In the banking realm, he has served on the board of the Chicago Federal Reserve Bank’s Community Depository Institutions Advisory Counsel and the Indiana Bankers Association.

Don Babcock, who serves as NIPSCO's director of economic development, has known Dwight for 20 years.

"He's a tremendous community leader and an inspiration to others. He's done a tremendous job at the bank," Babcock said.

Babcock said under Dwight's leadership, Horizon Bank has become one of the most philanthropic in Northwest Indiana.

"They (bank employees) always have the utmost integrity. They share a common culture and point of view that is inspiring to many others," Babcock said.

Northwest Indiana has gained a lot of momentum because of Dwight and those he mentors.

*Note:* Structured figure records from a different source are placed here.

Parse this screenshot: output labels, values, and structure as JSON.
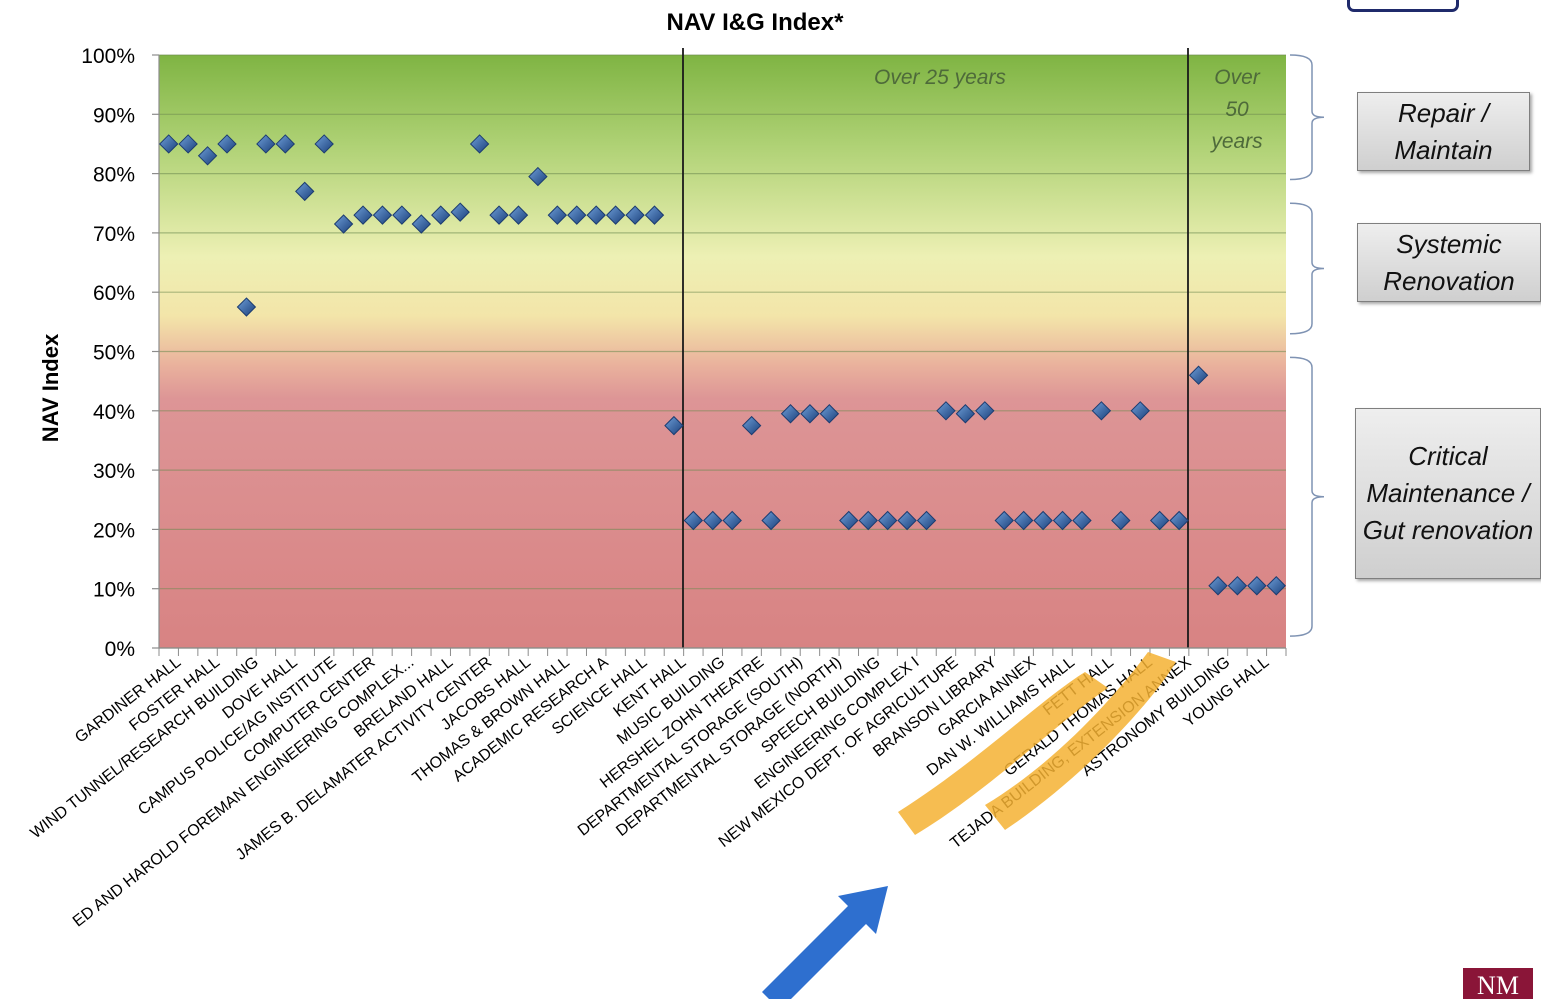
{
  "chart_data": {
    "type": "scatter",
    "title": "NAV I&G Index*",
    "xlabel": "",
    "ylabel": "NAV Index",
    "ylim": [
      0,
      100
    ],
    "yticks": [
      "0%",
      "10%",
      "20%",
      "30%",
      "40%",
      "50%",
      "60%",
      "70%",
      "80%",
      "90%",
      "100%"
    ],
    "grid": true,
    "marker_color": "#2d5c9e",
    "labeled_categories": [
      "GARDINER HALL",
      "FOSTER HALL",
      "WIND TUNNEL/RESEARCH BUILDING",
      "DOVE HALL",
      "CAMPUS POLICE/AG INSTITUTE",
      "COMPUTER CENTER",
      "ED AND HAROLD FOREMAN ENGINEERING COMPLEX...",
      "BRELAND HALL",
      "JAMES B. DELAMATER ACTIVITY CENTER",
      "JACOBS HALL",
      "THOMAS & BROWN HALL",
      "ACADEMIC RESEARCH A",
      "SCIENCE HALL",
      "KENT HALL",
      "MUSIC BUILDING",
      "HERSHEL ZOHN THEATRE",
      "DEPARTMENTAL STORAGE (SOUTH)",
      "DEPARTMENTAL STORAGE (NORTH)",
      "SPEECH BUILDING",
      "ENGINEERING COMPLEX I",
      "NEW MEXICO DEPT. OF AGRICULTURE",
      "BRANSON LIBRARY",
      "GARCIA ANNEX",
      "DAN W. WILLIAMS HALL",
      "FETT HALL",
      "GERALD THOMAS HALL",
      "TEJADA BUILDING, EXTENSION ANNEX",
      "ASTRONOMY BUILDING",
      "YOUNG HALL"
    ],
    "values": [
      85,
      85,
      83,
      85,
      57.5,
      85,
      85,
      77,
      85,
      71.5,
      73,
      73,
      73,
      71.5,
      73,
      73.5,
      85,
      73,
      73,
      79.5,
      73,
      73,
      73,
      73,
      73,
      73,
      37.5,
      21.5,
      21.5,
      21.5,
      37.5,
      21.5,
      39.5,
      39.5,
      39.5,
      21.5,
      21.5,
      21.5,
      21.5,
      21.5,
      40,
      39.5,
      40,
      21.5,
      21.5,
      21.5,
      21.5,
      21.5,
      40,
      21.5,
      40,
      21.5,
      21.5,
      46,
      10.5,
      10.5,
      10.5,
      10.5
    ],
    "region_annotations": [
      "Over 25 years",
      "Over 50 years"
    ],
    "bands": [
      {
        "label": "Repair / Maintain",
        "from": 79,
        "to": 100
      },
      {
        "label": "Systemic Renovation",
        "from": 53,
        "to": 75
      },
      {
        "label": "Critical Maintenance / Gut renovation",
        "from": 2,
        "to": 49
      }
    ]
  },
  "logo_text": "NM"
}
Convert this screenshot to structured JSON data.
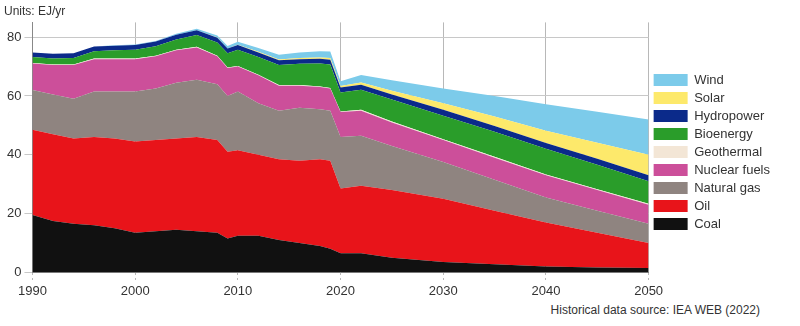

"I've never heard anyone in Northwest Indiana say anything negative about him and his team members. They've always been there at the table," Babcock said.

Jim Dworkin, former chancellor of Purdue North Central and a longtime Horizon board member, said when he first met Dwight what struck him was his great vision and ability to keep organized.

"I've just continued to be impressed by his leadership and his style," Dworkin said.

Banking is technical, but Dwight has the ability to make it comprehensible to lay people.

"He can take a very complex subject and make it very understandable to those not in the banking business," Dworkin said.

'True community hero'

Barbara Eason-Watkins, superintendent of the Michigan City Area Schools, called Dwight a strong advocate for education.

"Having graduated from the Michigan City Area Schools he definitely understands the link between strong schools and economic development," Eason-Watkins said.

Some examples she cited include establishing a small grants program for high school and career tech teachers in need of equipment for projects.

"Dwight also established a Horizon Bank Wolves Branch in our high school cafeteria, which now employs student tellers and is giving students real-life experience, financial literacy and banking services," Eason-Watkins said.

Other projects Horizon is sponsoring through the schools are an introduction to computer coding for students in kindergarten through 12th grades as well as adult learners in the community.

Horizon also will be sponsoring the future Wells Elementary athletics program, stepping in to fill the gap in the face of budget cutbacks, Eason-Watkins said.

"When I think about Craig Dwight I think about a true community hero," Eason-Watkins said. "He is very passionate about Michigan City and the Michigan City area schools."

In his spare time, Dwight enjoys a number of outdoor sports including biking, hiking and hunting. One of his favorite biking challenges was a few years ago when he and his wife participated in RAGBRAI, the Des Moines Register's annual Great Bicycle Ride Across Iowa.

The biking journey entails riding what Dwight said was a grueling 468 miles across both flatlands and rolling hills. "The state of Iowa isn't really flat," Dwight joked.